Dès l'instant où l'on peut modifier nos souvenirs, quelle valeur juridique doiton donner à un témoignage ? Et si l'on peut manipuler de la sorte - effacer/activer - nos sentiments, pourra-t-on un jour en inhiber certains ? Oter la peur à un combattant, par exemple ? "De la souris à l'homme, il y a un pas que nous sommes loin d'avoir franchi, rassure Hervé Chneiweiss. Le cas du soldat amélioré reste une pure illusion."

Pour autant, la réalité de l'homme augmenté ne peut plus être ignorée. Une personne croisée dans la rue dotée d'une prothèse de hanche, d'un implant auditif ou d'un pacemaker n'appartientelle pas à cette nouvelle catégorie d'humains ?

"Oui. Mais lorsque vous procédez à l'implantation transcrânienne d'une électrode chez un patient atteint de la maladie de Parkinson, vous améliorez son autonomie.
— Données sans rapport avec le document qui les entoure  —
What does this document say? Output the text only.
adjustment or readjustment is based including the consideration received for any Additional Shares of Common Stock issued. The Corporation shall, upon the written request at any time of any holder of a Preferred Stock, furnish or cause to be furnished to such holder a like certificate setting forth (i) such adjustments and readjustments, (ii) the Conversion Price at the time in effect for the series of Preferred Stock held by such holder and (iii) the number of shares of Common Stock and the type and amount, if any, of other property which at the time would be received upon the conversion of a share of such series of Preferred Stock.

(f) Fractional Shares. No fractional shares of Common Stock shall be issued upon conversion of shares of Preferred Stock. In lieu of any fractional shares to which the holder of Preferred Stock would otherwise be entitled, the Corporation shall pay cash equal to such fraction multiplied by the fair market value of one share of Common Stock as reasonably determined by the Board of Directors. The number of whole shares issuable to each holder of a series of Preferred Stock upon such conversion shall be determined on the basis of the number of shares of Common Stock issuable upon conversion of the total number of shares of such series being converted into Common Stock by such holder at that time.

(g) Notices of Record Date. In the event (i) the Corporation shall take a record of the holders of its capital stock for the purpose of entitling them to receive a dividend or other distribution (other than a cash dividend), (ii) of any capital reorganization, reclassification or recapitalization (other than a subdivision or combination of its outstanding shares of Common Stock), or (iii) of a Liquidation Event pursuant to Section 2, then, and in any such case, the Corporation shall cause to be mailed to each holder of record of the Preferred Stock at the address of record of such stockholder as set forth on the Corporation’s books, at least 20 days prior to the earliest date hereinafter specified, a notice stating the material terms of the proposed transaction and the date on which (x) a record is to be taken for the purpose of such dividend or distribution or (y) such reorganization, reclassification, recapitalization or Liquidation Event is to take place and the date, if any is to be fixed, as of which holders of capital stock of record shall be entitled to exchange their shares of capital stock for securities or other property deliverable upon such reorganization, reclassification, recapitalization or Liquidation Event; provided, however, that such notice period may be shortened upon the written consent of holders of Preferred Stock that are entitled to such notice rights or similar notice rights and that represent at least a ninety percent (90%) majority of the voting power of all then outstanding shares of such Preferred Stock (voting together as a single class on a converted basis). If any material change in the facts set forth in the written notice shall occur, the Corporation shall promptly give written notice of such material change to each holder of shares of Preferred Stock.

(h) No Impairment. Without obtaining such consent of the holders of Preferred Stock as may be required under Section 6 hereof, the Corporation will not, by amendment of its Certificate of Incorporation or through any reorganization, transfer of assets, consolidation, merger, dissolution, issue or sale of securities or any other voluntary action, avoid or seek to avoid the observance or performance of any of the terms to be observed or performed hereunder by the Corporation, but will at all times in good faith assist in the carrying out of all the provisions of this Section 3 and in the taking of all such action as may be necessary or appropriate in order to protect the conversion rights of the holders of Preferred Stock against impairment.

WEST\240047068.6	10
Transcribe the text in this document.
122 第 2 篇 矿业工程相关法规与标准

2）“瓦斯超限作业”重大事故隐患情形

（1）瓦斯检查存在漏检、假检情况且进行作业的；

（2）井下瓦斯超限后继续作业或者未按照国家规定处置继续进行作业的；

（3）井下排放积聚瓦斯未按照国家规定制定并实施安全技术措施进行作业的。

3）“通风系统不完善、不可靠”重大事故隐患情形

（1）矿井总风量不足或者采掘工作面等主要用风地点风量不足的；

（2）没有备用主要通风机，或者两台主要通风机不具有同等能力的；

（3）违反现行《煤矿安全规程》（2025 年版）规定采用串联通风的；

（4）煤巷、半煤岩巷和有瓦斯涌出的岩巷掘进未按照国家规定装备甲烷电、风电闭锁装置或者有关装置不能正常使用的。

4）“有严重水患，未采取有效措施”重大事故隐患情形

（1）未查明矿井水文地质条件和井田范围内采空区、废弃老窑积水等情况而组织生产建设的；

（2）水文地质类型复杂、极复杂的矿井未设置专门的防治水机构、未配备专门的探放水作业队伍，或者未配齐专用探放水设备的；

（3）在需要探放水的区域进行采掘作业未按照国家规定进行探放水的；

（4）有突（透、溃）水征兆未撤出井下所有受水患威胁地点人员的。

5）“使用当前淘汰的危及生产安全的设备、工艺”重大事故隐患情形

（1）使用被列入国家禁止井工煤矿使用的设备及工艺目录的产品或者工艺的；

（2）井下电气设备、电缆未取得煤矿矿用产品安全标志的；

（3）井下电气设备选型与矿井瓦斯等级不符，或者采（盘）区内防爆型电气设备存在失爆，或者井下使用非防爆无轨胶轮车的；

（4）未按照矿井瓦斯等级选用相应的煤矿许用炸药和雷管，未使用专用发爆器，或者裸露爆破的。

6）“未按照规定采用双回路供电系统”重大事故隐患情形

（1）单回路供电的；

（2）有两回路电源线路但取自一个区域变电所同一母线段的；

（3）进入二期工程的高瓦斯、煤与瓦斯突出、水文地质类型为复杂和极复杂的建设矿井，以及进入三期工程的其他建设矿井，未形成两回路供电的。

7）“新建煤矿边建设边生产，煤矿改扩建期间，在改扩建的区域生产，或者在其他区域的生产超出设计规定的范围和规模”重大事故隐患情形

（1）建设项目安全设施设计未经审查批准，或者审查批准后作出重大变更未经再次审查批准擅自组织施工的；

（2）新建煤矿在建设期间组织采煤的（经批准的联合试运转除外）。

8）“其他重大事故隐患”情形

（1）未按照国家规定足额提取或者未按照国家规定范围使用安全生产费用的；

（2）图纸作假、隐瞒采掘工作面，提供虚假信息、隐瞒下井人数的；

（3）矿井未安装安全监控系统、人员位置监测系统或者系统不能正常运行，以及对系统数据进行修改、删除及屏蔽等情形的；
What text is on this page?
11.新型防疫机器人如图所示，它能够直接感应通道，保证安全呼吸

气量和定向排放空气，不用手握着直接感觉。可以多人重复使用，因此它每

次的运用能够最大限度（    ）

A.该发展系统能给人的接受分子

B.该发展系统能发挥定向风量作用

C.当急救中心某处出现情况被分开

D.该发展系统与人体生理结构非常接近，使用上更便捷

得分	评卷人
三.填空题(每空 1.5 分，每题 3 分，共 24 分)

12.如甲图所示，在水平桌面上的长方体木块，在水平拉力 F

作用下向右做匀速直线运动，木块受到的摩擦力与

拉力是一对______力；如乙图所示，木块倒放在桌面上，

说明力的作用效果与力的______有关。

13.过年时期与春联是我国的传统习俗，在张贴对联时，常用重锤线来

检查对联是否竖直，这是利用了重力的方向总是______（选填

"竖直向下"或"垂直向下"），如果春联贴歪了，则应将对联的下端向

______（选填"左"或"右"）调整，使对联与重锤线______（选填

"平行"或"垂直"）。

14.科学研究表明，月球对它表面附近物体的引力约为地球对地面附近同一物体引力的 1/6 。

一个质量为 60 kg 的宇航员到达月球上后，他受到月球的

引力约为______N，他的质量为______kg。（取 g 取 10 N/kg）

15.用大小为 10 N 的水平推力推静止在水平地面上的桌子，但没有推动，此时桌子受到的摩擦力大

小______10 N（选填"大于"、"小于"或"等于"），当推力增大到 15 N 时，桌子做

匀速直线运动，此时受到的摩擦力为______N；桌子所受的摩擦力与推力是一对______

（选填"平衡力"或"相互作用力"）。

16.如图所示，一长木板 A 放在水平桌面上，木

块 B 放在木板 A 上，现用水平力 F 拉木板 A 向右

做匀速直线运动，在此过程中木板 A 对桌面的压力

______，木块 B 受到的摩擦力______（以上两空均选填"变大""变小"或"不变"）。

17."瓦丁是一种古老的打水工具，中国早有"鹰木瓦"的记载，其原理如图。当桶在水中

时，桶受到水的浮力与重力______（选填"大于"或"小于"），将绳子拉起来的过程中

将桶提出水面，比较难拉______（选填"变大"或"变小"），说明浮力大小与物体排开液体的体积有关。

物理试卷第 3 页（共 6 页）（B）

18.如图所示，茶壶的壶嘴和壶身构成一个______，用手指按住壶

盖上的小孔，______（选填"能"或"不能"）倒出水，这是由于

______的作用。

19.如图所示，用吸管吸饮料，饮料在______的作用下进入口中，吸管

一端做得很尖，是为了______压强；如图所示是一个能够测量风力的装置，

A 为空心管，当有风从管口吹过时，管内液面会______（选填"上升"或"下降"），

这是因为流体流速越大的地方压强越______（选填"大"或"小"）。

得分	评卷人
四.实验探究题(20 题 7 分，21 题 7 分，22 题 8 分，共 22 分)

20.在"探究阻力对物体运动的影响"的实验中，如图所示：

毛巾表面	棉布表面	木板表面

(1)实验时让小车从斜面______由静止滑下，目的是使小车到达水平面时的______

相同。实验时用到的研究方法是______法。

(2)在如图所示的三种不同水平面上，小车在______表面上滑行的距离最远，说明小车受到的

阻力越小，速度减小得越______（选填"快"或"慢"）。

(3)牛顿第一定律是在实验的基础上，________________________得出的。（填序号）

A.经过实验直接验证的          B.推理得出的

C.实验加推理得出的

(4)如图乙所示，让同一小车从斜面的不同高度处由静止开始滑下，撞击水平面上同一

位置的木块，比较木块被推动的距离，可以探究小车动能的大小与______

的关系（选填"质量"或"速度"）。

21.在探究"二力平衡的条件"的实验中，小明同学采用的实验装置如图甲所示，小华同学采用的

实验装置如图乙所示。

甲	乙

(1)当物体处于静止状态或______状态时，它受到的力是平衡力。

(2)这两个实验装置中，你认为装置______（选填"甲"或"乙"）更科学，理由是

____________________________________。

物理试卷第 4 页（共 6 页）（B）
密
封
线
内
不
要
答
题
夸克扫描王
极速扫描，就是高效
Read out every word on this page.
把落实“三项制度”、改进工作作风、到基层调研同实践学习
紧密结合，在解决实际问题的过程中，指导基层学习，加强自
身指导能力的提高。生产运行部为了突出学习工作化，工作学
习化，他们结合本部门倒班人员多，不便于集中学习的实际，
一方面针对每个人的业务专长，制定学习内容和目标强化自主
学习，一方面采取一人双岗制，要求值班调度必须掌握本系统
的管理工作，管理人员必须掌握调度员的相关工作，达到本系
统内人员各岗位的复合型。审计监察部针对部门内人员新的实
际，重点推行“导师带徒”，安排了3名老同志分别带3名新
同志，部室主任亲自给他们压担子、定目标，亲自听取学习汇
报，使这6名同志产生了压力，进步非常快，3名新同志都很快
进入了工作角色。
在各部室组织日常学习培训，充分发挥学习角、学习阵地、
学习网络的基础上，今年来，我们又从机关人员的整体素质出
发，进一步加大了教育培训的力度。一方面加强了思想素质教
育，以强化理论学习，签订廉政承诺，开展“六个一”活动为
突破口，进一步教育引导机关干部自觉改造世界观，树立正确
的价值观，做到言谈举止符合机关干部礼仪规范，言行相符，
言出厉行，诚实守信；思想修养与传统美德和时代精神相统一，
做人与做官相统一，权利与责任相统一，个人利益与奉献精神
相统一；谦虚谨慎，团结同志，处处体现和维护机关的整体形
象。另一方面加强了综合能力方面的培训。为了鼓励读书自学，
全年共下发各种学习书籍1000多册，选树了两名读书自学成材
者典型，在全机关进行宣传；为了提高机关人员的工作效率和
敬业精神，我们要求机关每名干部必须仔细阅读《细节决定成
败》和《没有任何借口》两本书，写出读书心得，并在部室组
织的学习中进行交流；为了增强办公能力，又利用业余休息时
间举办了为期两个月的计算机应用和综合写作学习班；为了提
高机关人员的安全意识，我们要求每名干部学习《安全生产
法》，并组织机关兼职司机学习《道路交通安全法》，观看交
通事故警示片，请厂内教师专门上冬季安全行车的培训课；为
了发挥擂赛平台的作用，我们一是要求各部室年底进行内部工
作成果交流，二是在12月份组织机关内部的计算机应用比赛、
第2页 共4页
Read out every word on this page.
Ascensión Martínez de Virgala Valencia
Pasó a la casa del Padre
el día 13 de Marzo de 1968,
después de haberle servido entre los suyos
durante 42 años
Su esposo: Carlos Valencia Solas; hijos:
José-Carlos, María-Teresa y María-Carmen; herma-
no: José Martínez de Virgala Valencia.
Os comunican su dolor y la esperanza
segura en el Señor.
Dans l'exemple du soldat, vous la lui ôtez", ajoute Hervé Chneiweiss. Mêmes questionnements autour de l'interface homme/machine. Grâce à des programmes informatiques spécifiques, le cerveau peut commander des machines par ordinateur. Il est évident que permettre à un paralysé d'actionner un bras robotique ou d'endosser un exosquelette pour remarcher est un progrès.

Mais où situer les frontières de l'éthique? En France, ces questions divisent au point, parfois, de freiner la recherche. Dans les pays anglo-saxons, les autorités scientifiques, elles, laissent faire, puis s'interrogent. C'est ainsi que croît aux Etats-Unis, porté par Google, le courant idéologique du transhumanisme, prônant l'amélioration de l'être humain par le recours à toutes les possibilités offertes par la technique.

Cette vision conduit ses champions à considérer nos états critiques - la maladie, la vieillesse, voire la mort - comme inacceptables, et donc à les combattre. Les hérauts de ce mouvement sont loin d'être des illuminés. Témoin l'informaticien Ray Kurzweil, formé au prestigieux MIT et embauché par Google en 2012, afin de développer des machines intelligentes. S'appuyant sur les lois de progression de la puissance des ordinateurs, ce spécialiste estime qu'il sera possible vers 2045 de simuler un cerveau humain. Débarrassé de ses contraintes biologiques, cet encéphale artificiel ne tarderait pas à "s'autoaméliorer" pour devenir plus intelligent. D'ici là, les humains seraient bien avisés de réfléchir à leur avenir et à ce qu'ils entendent en faire.